Blue of Noon contains necrophilia. Henri has sex with his mother’s dead body (or attempts to). This bizarrely pathological act (which doesn’t even appear on the page) seems to be the one thing people know about the book (the way that nobody remembers a damned thing about The Master and the Margarita except Belphegor the cat). But what’s more interesting is the way Henri behaves toward his own necrophilia: while bragging about necrophilia, he also lies about it to Lazare, hiding the identity of the corpse. Even while admitting to something horrendous, he’s still spin-doctoring the truth; trying to salvage his reputation. I suppose that’s true to how people behave in real life. If you’re caught stealing a million dollars, admit to stealing nine hundred thousand. Who knows, you might still make out with a hundred large!

The book takes stabs at politics. It also takes stabs at body horror and dysmorphia and the dissolution of boundaries and many other things. It’s prime-time Bataille, in other words, firing ideas around like lethal buckshot. There are fantastic runs of surrealist prose. There’s also a sense of gutter-mouthed profanity that reads more like Tropic of Cancer than anything. Did the translator take liberties with the book?

Bataille’s prose seems to teem with wild horses, stamping the ground, nostrils flaring, ready to gallop in any direction. Perhaps over the reader. Yet if you have a strong stomach, Blue of Noon is worth reading. It’s a strange and surreal look at the past. Maybe the present and future, too.
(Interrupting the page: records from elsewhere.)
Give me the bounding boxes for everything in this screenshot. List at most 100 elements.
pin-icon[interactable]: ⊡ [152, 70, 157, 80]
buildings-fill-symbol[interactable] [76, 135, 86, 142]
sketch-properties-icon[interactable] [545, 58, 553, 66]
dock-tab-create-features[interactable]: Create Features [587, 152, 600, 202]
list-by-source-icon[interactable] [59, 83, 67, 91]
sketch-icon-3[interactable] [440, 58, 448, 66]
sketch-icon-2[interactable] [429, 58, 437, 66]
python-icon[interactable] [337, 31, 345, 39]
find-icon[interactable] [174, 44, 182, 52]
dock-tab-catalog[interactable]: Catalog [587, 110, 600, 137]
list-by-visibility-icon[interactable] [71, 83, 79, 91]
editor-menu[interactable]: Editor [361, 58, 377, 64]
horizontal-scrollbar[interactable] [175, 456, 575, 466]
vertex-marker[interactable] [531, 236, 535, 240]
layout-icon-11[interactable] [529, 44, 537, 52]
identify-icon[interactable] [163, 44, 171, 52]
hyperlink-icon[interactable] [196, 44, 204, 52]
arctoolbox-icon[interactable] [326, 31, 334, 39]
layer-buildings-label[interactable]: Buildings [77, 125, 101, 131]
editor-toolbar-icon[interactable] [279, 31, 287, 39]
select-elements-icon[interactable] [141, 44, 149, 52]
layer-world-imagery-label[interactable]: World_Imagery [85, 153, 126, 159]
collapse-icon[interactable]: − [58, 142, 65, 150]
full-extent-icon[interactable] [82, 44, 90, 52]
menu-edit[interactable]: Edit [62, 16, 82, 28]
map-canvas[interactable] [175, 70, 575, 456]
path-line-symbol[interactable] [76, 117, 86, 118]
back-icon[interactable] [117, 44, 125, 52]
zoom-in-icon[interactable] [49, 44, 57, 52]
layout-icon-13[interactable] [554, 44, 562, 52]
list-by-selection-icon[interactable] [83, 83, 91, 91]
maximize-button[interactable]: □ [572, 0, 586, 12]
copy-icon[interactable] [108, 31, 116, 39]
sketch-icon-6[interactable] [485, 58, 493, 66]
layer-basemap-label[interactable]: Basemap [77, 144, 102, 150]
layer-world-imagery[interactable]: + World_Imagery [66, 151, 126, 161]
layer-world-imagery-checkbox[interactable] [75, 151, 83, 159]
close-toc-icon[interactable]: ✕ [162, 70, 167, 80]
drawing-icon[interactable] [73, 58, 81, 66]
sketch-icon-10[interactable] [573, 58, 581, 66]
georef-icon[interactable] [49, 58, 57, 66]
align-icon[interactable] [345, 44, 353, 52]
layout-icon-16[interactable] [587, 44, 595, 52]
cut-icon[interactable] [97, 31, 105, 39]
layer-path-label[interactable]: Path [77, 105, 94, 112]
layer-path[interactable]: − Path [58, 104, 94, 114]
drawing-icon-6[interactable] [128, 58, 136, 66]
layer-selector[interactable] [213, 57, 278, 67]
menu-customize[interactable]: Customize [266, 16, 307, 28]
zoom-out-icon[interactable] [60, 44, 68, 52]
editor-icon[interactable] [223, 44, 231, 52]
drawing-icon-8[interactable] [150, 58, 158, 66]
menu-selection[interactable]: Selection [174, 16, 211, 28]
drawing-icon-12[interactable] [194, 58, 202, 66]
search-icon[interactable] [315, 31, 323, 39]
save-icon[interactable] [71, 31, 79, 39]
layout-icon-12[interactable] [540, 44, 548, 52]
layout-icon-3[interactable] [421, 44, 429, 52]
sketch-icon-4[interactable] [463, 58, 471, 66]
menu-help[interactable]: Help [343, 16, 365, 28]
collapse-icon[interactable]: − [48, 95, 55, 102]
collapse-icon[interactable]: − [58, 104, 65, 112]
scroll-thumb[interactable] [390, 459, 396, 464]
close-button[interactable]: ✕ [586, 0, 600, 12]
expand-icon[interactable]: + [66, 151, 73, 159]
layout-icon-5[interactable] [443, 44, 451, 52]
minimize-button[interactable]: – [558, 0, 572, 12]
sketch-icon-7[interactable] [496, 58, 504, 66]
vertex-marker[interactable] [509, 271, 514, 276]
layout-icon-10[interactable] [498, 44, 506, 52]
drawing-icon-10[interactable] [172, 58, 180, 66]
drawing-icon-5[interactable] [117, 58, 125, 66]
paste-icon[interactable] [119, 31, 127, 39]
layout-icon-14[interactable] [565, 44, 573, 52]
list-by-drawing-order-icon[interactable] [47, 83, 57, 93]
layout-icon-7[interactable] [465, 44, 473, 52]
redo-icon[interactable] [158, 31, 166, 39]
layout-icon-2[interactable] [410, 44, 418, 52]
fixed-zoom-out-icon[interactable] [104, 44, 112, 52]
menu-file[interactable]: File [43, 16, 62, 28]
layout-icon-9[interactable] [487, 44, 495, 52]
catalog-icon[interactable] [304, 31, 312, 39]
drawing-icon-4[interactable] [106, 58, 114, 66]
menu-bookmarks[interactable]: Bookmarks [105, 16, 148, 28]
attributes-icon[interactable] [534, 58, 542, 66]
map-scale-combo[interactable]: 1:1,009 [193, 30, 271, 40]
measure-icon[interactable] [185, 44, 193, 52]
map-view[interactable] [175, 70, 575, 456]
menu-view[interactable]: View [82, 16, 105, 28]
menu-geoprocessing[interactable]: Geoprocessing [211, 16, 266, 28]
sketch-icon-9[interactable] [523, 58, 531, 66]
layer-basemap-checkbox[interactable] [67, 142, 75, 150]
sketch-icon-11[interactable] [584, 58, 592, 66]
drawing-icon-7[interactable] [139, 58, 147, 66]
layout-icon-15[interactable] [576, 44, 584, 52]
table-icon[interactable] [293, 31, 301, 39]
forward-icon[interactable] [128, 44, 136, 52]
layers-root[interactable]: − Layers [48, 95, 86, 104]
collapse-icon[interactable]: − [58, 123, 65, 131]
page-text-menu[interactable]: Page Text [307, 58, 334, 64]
The excessive descriptions of bodily fluids might be off-putting, but really, it’s like a fractal: you zoom out, but the picture remains the same: a diseased churn that foretells approaching disaster for everyone. The body starts to die, the nation starts to die. An act of vomiting is a match cut for the Beer Hall Putsch. Like Sade, Bataille was good at taking the affairs of the body and expanding them outside it, projecting them onto society at large. Hangover diarrhoea is caused by a drinking binge. But you did not go on a drinking binge for no reason, but because you were, on some deep level, unhappy. A person who puts poison into their body is a person who wants to die. And what causes that feeling, apart from (ultimately) the society you live in? Everything in the world is twisted together, a braid tightly-woven from the obnubilation of shadow. It’s often unclear what’s wrong with the world, but once you start throwing up, it’s undeniable that there is something wrong.

Maybe that’s the core of Bataille’s whole deal. He studied abjected things. The waste, the filth, the rejectamenta of body and society. The haruspices of Ancient Rome sought to learn deep truths by inspecting entrails. Bataille was a haruspex of society’s shit and vomit.

References

References
1 Are they really abject? They seem to have a lot of money—Henri bribes some service workers into to helping Dorothy after she soils herself, for example. I’m struck that a lot of Marxist critical theory is left in an odd position by capitalism, where theoretically anyone with money can buy their way into society, regardless of what status markers they do or don’t have.